Ce dossier aborde un thème que nous avons déjà évoqué1 :celui de l’histoire, ou comme l’écrit Christopher Winship, des histoires, des récits, de la mémoire collective et individuelle. Il puise sa matière dans les actes d’un séminaire de travail2. Il part d’un constat : le combat des femmes et des hommes qui s’unissent pour refuser la misère n’a pas de mémoire reconnue. Les plus pauvres, premiers acteurs de ce combat, souffrent de ne pas faire partie de l’histoire des autres.
Ce séminaire s’était efforcé de traiter ensemble, comme une histoire commune nous unissant, l’histoire du fondateur d’ATD Quart Monde, celle des plus pauvres et celle de leurs amis. Pour manifester cette histoire commune, le Mouvement ATD Quart Monde s’est engagé dans la construction du Centre international Joseph Wresinski, situé à Baillet-en-France, et a entrepris d’y regrouper l’ensemble des fonds écrits, photographiques, audiovisuels qui constituent sa mémoire. Une militante interrogeait : « Qui sont donc ces volontaires qui écrivent des bouts de notre vie ? » C’était pour elle une question vitale : pouvait-elle ou non faire confiance à ces volontaires, à ce mouvement ? La même, plus récemment, nous écrivait : « Ce que je retiens de plus important, c’est cette volonté du Mouvement de regarder la vie et l’avenir à partir de notre réalité telle qu’elle est, et non pas telle que d’autres peuvent l’expliquer ».
Comment écrire l’histoire d’un groupe qui vit l’exclusion sociale ? Comment bâtir avec des familles très pauvres une histoire de fierté et de liberté ? Comment bâtir une seule histoire - celle de l’humanité - qui soit ancrée dans la vie, la souffrance et le courage des plus pauvres ? C’est ce rêve qui habitait le père Joseph Wresinski et lui faisait dire : « Demain, il n’y aura qu’une seule histoire à raconter aux enfants ».
C’est vers la réalisation de ce rêve que nous voulons aller. Alberto Ugarte et Gustave Depincé en témoignent depuis Noisy-le-Grand ; Maryvonne Caillaux à partir de ce qu’elle a vécu à la Nouvelle Orléans. Marie Jarhling et Françoise Ferrand nous introduisent dans la réflexion conduite sur ce sujet lors du programme Quart Monde/Université.
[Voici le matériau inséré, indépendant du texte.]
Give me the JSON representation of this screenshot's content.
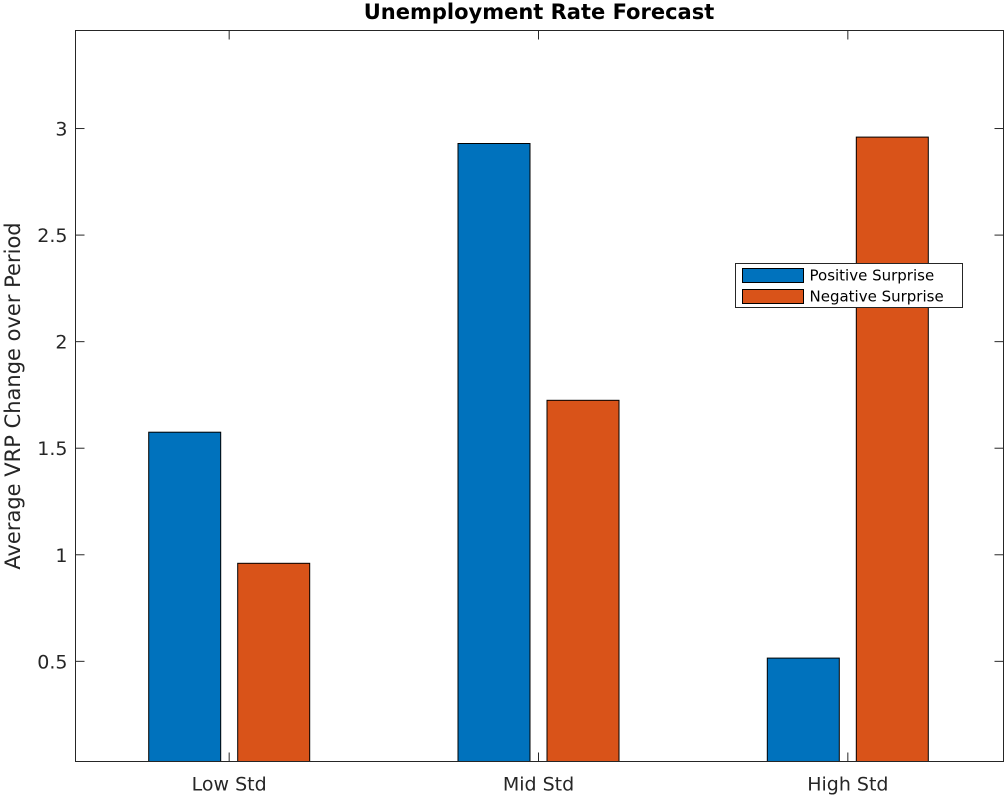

Didier Robert et moi-même illustrons une autre dimension de cette histoire commune à travers le patient effort pour que le Quart Monde soit reconnu aux plans national et international comme un partenaire indispensable. Paule René-Bazin souligne le rôle indispensable des archives en même temps que leurs limites. Au-delà des contributions données au séminaire, quelques articles élargissent le propos : les réflexions croisées de Guillaume Charvon et Brigitte Jaboureck s’appuient sur la pensée de Paul Ricoeur. Vincent Veschambre, parle de la mémoire et de la symbolique des lieux en partant de son expérience à Angers. Michèle Grenot, rappelle la naissance et le sens du mot Quart Monde, créé pour faire place à la part des plus pauvres dans l’histoire commune de l’humanité.